Cloudy orange beer, creamy aery white head, little stable, bit adhesive. Aroma: lots of aniseed, spicy, bit yeasty, sweet, orange peel. MF: soft carbon, medium body. Taste: lots and lots of aniseed, spicy, more aniseed, little bitter. Aftertaste: orange peel, lots of aniseed, little sourish, more aniseed, sweet, meh.
Alengrin (11609) reviewed Bohème from Boelens 10 years ago
Appearance - 6 | Aroma - 6 | Flavor - 6 | Texture - 6 | Overall - 5
Another one from the Boelens range, an aniseed-spiced ale allegedly made to a "unique Bohemian recipe from the 19th century" and commissioned by Drankgigant Lokeren.
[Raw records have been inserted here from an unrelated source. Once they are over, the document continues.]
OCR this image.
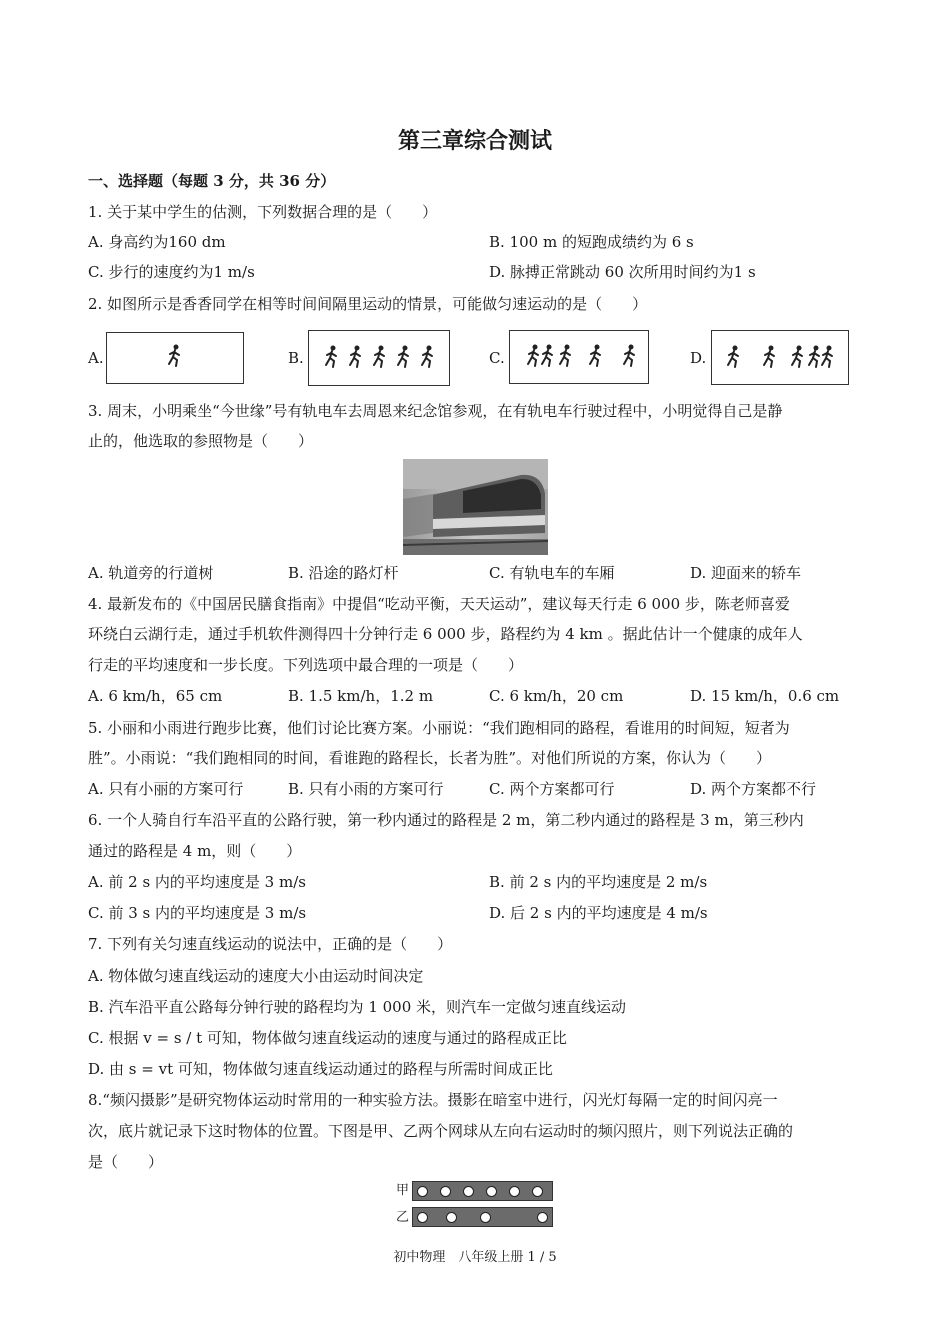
第三章综合测试
一、选择题（每题 3 分，共 36 分）
1. 关于某中学生的估测，下列数据合理的是（　　）
A. 身高约为160 dm	B. 100 m 的短跑成绩约为 6 s
C. 步行的速度约为1 m/s	D. 脉搏正常跳动 60 次所用时间约为1 s
2. 如图所示是香香同学在相等时间间隔里运动的情景，可能做匀速运动的是（　　）
A.	B.	C.	D.
3. 周末，小明乘坐“今世缘”号有轨电车去周恩来纪念馆参观，在有轨电车行驶过程中，小明觉得自己是静
止的，他选取的参照物是（　　）
A. 轨道旁的行道树	B. 沿途的路灯杆	C. 有轨电车的车厢	D. 迎面来的轿车
4. 最新发布的《中国居民膳食指南》中提倡“吃动平衡，天天运动”，建议每天行走 6 000 步，陈老师喜爱
环绕白云湖行走，通过手机软件测得四十分钟行走 6 000 步，路程约为 4 km 。据此估计一个健康的成年人
行走的平均速度和一步长度。下列选项中最合理的一项是（　　）
A. 6 km/h，65 cm	B. 1.5 km/h，1.2 m	C. 6 km/h，20 cm	D. 15 km/h，0.6 cm
5. 小丽和小雨进行跑步比赛，他们讨论比赛方案。小丽说：“我们跑相同的路程，看谁用的时间短，短者为
胜”。小雨说：“我们跑相同的时间，看谁跑的路程长，长者为胜”。对他们所说的方案，你认为（　　）
A. 只有小丽的方案可行	B. 只有小雨的方案可行	C. 两个方案都可行	D. 两个方案都不行
6. 一个人骑自行车沿平直的公路行驶，第一秒内通过的路程是 2 m，第二秒内通过的路程是 3 m，第三秒内
通过的路程是 4 m，则（　　）
A. 前 2 s 内的平均速度是 3 m/s	B. 前 2 s 内的平均速度是 2 m/s
C. 前 3 s 内的平均速度是 3 m/s	D. 后 2 s 内的平均速度是 4 m/s
7. 下列有关匀速直线运动的说法中，正确的是（　　）
A. 物体做匀速直线运动的速度大小由运动时间决定
B. 汽车沿平直公路每分钟行驶的路程均为 1 000 米，则汽车一定做匀速直线运动
C. 根据 v = s / t 可知，物体做匀速直线运动的速度与通过的路程成正比
D. 由 s = vt 可知，物体做匀速直线运动通过的路程与所需时间成正比
8.“频闪摄影”是研究物体运动时常用的一种实验方法。摄影在暗室中进行，闪光灯每隔一定的时间闪亮一
次，底片就记录下这时物体的位置。下图是甲、乙两个网球从左向右运动时的频闪照片，则下列说法正确的
是（　　）
甲
乙
初中物理　八年级上册 1 / 5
Medium sized, creamy, off-white head retaining well but mostly around the edges of the glass; cloudy, warm peach blonde colour. Lots of aniseed indeed, in its purest form, rendering an almost candyish effect; other impressions of apple, banana, biscuit, orange peel and grass are drowned in this ethereal aniseed scent. Fruity onset, peach, hint banana, gooseberry, soft carbo, powdery yeast touch over a supple, smooth, soft bready and lightly caramelly malt background, with aniseed becoming increasingly stronger; it fortunately does not reach a liqueurish level, but does have a kind of ’cooling’ aromatic effect retronasally, reminding me of old-fashioned aniseed-flavoured peppermints; it also clashes a bit with the earthy, peppery hop bitter accent popping up at the back and I cannot help but feeling it leaves a certain astringency deep in the throat as well. This wry ending, along with the domination of aniseed in the nose, ruined this for me; I also have high doubts about this being historical like the back label claims. It is more like Boelens’ Bieken in which the honey has been replaced by aniseed... Glad I bought a 33 cl bottle, as this is also available in 75 cl.